La confession se fait en quatre séances scandées par ses commentaires sur un SDF installé à l’entrée du lieu où elle se déroule. L’intérêt du lecteur est aiguisé par ce récit de vie qui laisse planer le mystère du pêché à avouer et du personnage à qui elle s’adresse mais aussi par le renversement subversif de la confession.
Le ventre vide
Agnès, est une jeune femme catholique traditionnaliste. Elle a fait sa scolarité à la Maison d’Education de la Légion d’honneur, comme ses cinq sœurs. Son père, pharmacien, est « objecteur de conscience depuis 1997 » : il refuse de vendre la pilule du lendemain. Elle réalise son rêve d’épouser un Saint-Cyrien et abandonne son Master de Lettres. Elle est fière d’être une PAM (Pas Avant le Mariage) et s’engage dans la Manif pour tous. Alors que le destin d’Agnès semblait tout tracé, bien ancré dans sa communauté, qu’elle avait déjà prévu les prénoms de ses six enfants, elle ne parvient pas à tomber enceinte. Elle reste le « ventre vide », premier titre auquel avait songé l’autrice. Cette infertilité bouleverse son rapport à sa famille, à son mari et à sa foi. Elle est, en effet, confrontée au regard des autres et surtout aux convictions de son mari qui refuse longtemps toute intervention médicale car « Dieu peut tout » et qui considère comme blasphématoires les craintes d’Agnès :
« Quel dysfonctionnement ? Le dysfonctionnement de l’espérance ? le dysfonctionnement de savoir attendre les décisions du bon Dieu ? Le dysfonctionnement de préférer ne pas avoir de bébé qu’en avoir un de synthèse, né dans une éprouvette ? »
Pour ne rien arranger, elle est confrontée dans ses activités bénévoles, à des femmes qui sont enceintes mais qui veulent avorter.
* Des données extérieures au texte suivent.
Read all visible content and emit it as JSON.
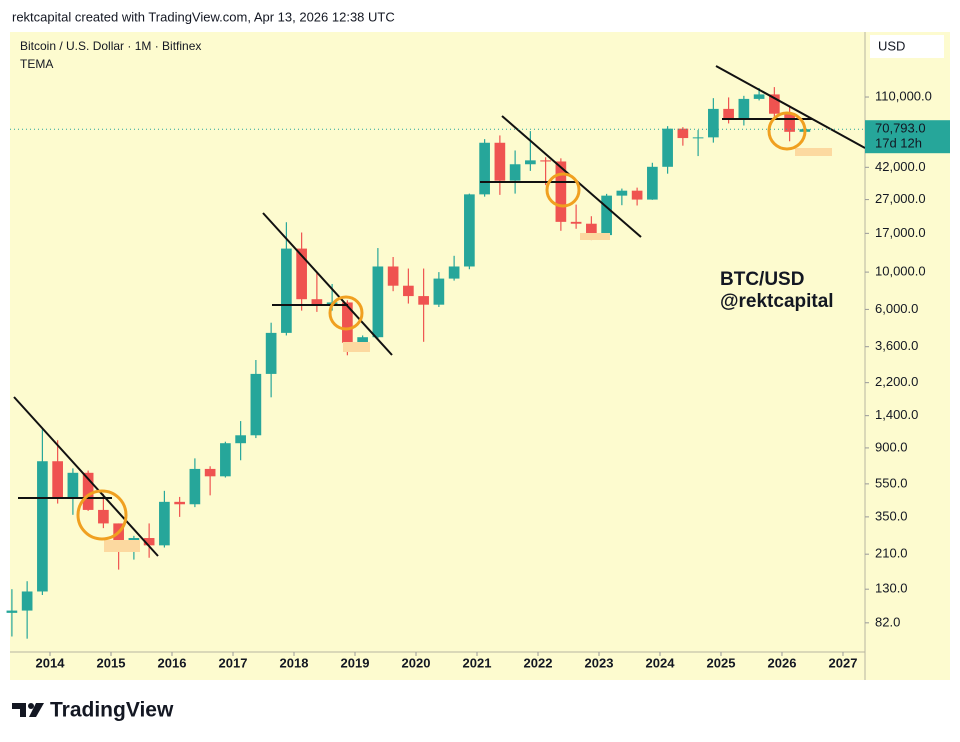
{
  "header": "rektcapital created with TradingView.com, Apr 13, 2026 12:38 UTC",
  "chart_data": {
    "type": "candlestick",
    "title": "Bitcoin / U.S. Dollar · 1M · Bitfinex",
    "subtitle": "TEMA",
    "currency": "USD",
    "annotation": [
      "BTC/USD",
      "@rektcapital"
    ],
    "log_scale": true,
    "xlim": [
      2013.344,
      2027.361
    ],
    "xticks": [
      2014,
      2015,
      2016,
      2017,
      2018,
      2019,
      2020,
      2021,
      2022,
      2023,
      2024,
      2025,
      2026,
      2027
    ],
    "ylim": [
      55,
      268000
    ],
    "yticks": [
      {
        "value": 82,
        "label": "82.0"
      },
      {
        "value": 130,
        "label": "130.0"
      },
      {
        "value": 210,
        "label": "210.0"
      },
      {
        "value": 350,
        "label": "350.0"
      },
      {
        "value": 550,
        "label": "550.0"
      },
      {
        "value": 900,
        "label": "900.0"
      },
      {
        "value": 1400,
        "label": "1,400.0"
      },
      {
        "value": 2200,
        "label": "2,200.0"
      },
      {
        "value": 3600,
        "label": "3,600.0"
      },
      {
        "value": 6000,
        "label": "6,000.0"
      },
      {
        "value": 10000,
        "label": "10,000.0"
      },
      {
        "value": 17000,
        "label": "17,000.0"
      },
      {
        "value": 27000,
        "label": "27,000.0"
      },
      {
        "value": 42000,
        "label": "42,000.0"
      },
      {
        "value": 110000,
        "label": "110,000.0"
      }
    ],
    "current_price": {
      "value": 70793,
      "label": "70,793.0"
    },
    "countdown": "17d 12h",
    "series": [
      {
        "up_color": "#26a69a",
        "down_color": "#ef5350",
        "x": [
          2013.375,
          2013.625,
          2013.875,
          2014.125,
          2014.375,
          2014.625,
          2014.875,
          2015.125,
          2015.375,
          2015.625,
          2015.875,
          2016.125,
          2016.375,
          2016.625,
          2016.875,
          2017.125,
          2017.375,
          2017.625,
          2017.875,
          2018.125,
          2018.375,
          2018.625,
          2018.875,
          2019.125,
          2019.375,
          2019.625,
          2019.875,
          2020.125,
          2020.375,
          2020.625,
          2020.875,
          2021.125,
          2021.375,
          2021.625,
          2021.875,
          2022.125,
          2022.375,
          2022.625,
          2022.875,
          2023.125,
          2023.375,
          2023.625,
          2023.875,
          2024.125,
          2024.375,
          2024.625,
          2024.875,
          2025.125,
          2025.375,
          2025.625,
          2025.875,
          2026.125,
          2026.375
        ],
        "open": [
          94,
          97,
          126,
          750,
          450,
          640,
          385,
          320,
          245,
          262,
          237,
          430,
          416,
          675,
          610,
          960,
          1070,
          2480,
          4350,
          13800,
          6900,
          6400,
          6600,
          3800,
          4100,
          10800,
          8300,
          7200,
          6400,
          9150,
          10800,
          29000,
          58800,
          35000,
          43800,
          46200,
          45500,
          19900,
          19400,
          16600,
          28500,
          30500,
          27000,
          42300,
          71300,
          62700,
          63300,
          93500,
          82500,
          107200,
          114000,
          87500,
          68300
        ],
        "high": [
          130,
          145,
          1160,
          1000,
          680,
          660,
          480,
          320,
          270,
          320,
          500,
          460,
          780,
          700,
          980,
          1300,
          3000,
          5000,
          19800,
          17200,
          9900,
          8500,
          6800,
          4200,
          13900,
          12300,
          10500,
          10500,
          10000,
          12500,
          29300,
          61800,
          65000,
          52900,
          69000,
          48200,
          47500,
          25200,
          21500,
          29200,
          31400,
          31800,
          44700,
          73800,
          72800,
          70000,
          108300,
          109400,
          111800,
          124500,
          126000,
          97900,
          73000
        ],
        "low": [
          68,
          66,
          120,
          420,
          360,
          380,
          300,
          170,
          195,
          200,
          230,
          350,
          400,
          470,
          600,
          760,
          1030,
          1800,
          4200,
          5900,
          5800,
          5900,
          3200,
          3350,
          4000,
          7700,
          6500,
          3850,
          6200,
          8900,
          10400,
          28100,
          28800,
          29300,
          40000,
          32900,
          17600,
          18100,
          15500,
          16500,
          25000,
          24900,
          26900,
          38500,
          56500,
          49000,
          58900,
          76600,
          74500,
          105000,
          80600,
          60000,
          65700
        ],
        "close": [
          97,
          126,
          750,
          450,
          640,
          385,
          320,
          245,
          262,
          237,
          430,
          416,
          675,
          610,
          960,
          1070,
          2480,
          4350,
          13800,
          6900,
          6400,
          6600,
          3800,
          4100,
          10800,
          8300,
          7200,
          6400,
          9150,
          10800,
          29000,
          58800,
          35000,
          43800,
          46200,
          45500,
          19900,
          19400,
          16600,
          28500,
          30500,
          27000,
          42300,
          71300,
          62700,
          63300,
          93500,
          82500,
          107200,
          114000,
          87500,
          68300,
          70793
        ]
      }
    ]
  },
  "footer": "TradingView"
}
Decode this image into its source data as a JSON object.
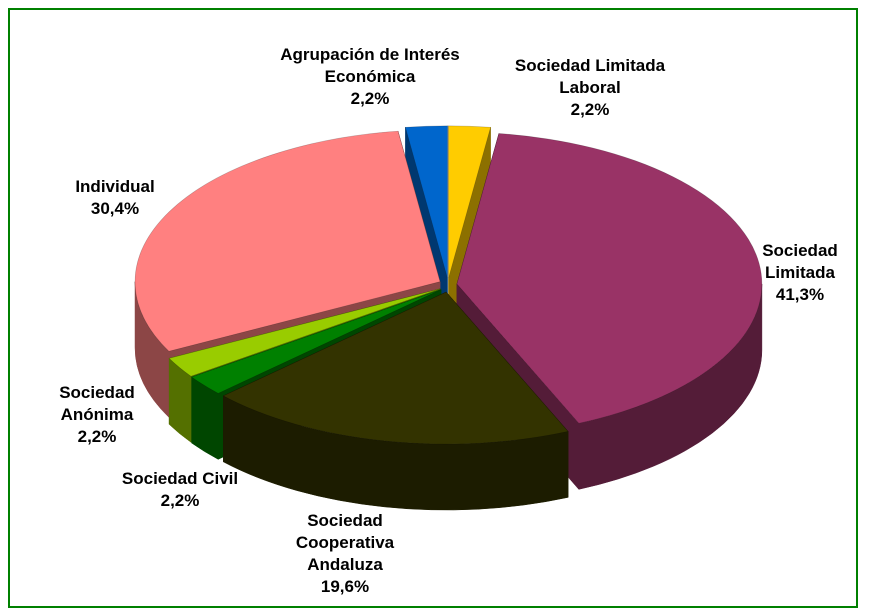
{
  "chart_data": {
    "type": "pie3d",
    "categories": [
      "Sociedad Limitada Laboral",
      "Sociedad Limitada",
      "Sociedad Cooperativa Andaluza",
      "Sociedad Civil",
      "Sociedad Anónima",
      "Individual",
      "Agrupación de Interés Económica"
    ],
    "values": [
      2.2,
      41.3,
      19.6,
      2.2,
      2.2,
      30.4,
      2.2
    ],
    "value_labels": [
      "2,2%",
      "41,3%",
      "19,6%",
      "2,2%",
      "2,2%",
      "30,4%",
      "2,2%"
    ],
    "colors": [
      "#ffcc00",
      "#993366",
      "#333300",
      "#008000",
      "#99cc00",
      "#ff8080",
      "#0066cc"
    ]
  }
}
Le militantisme anti-avortement
Au début de son mariage, Agnès s’implique dans une association, « Ecoute-avortement ». Elle consacre plusieurs heures par jour au tchat du site puis à la permanence téléphonique. Le principe est de profiter de la fragilité de ces femmes confrontées à une grossesse non désirée pour les dissuader d’avorter. La technique est rôdée. Il s’agit de commencer par des questions qui semblent conformes à un accompagnement puis à lancer la « phrase pivot, celle qu’on appelle dans notre jargon « la gare de triage » » pour permettre de catégoriser la femme afin d’adapter le discours à l’un des trois profils psychiques identifiés. Pour la « physio » qui se préoccupe de son corps, elles inventent des complications physiologiques comme le fait que le col resterait ouvert des semaines après l’aspiration ou le risque important d’hémorragie. Pour la « psycho » qui se préoccupe de l’enfant, l’emploi du terme « bébé » permet de la déstabiliser. Enfin, on touche les « spi » « déjà sensibilisées à la cause », en utilisant le terme « vie » pour désigner l’embryon. Agnès est une bénévole zélée, elle est fière de sa métaphore du Kinder surprise que je vous laisse découvrir. Elle ment donc sans vergogne mais sans avoir l’impression de pêcher.
Ces méthodes ne sont pas seulement immorales mais aussi illégales puisque les concepteurs du site détournent les moteurs de recherche pour défier « la mainmise de l’Etat sur l’utérus des femmes en tentant de sauver le plus de vies possibles ». Quand une procédure judiciaire est lancée pour « délit d’entrave », le lobby catholique semble suffisamment puissant pour que la loi soit « amendé[e] des quelques garde-fous que nos militants, en haut lieu, étaient parvenus à faire voter ». Le site d’Ecoute-avortement peut continuer à sévir.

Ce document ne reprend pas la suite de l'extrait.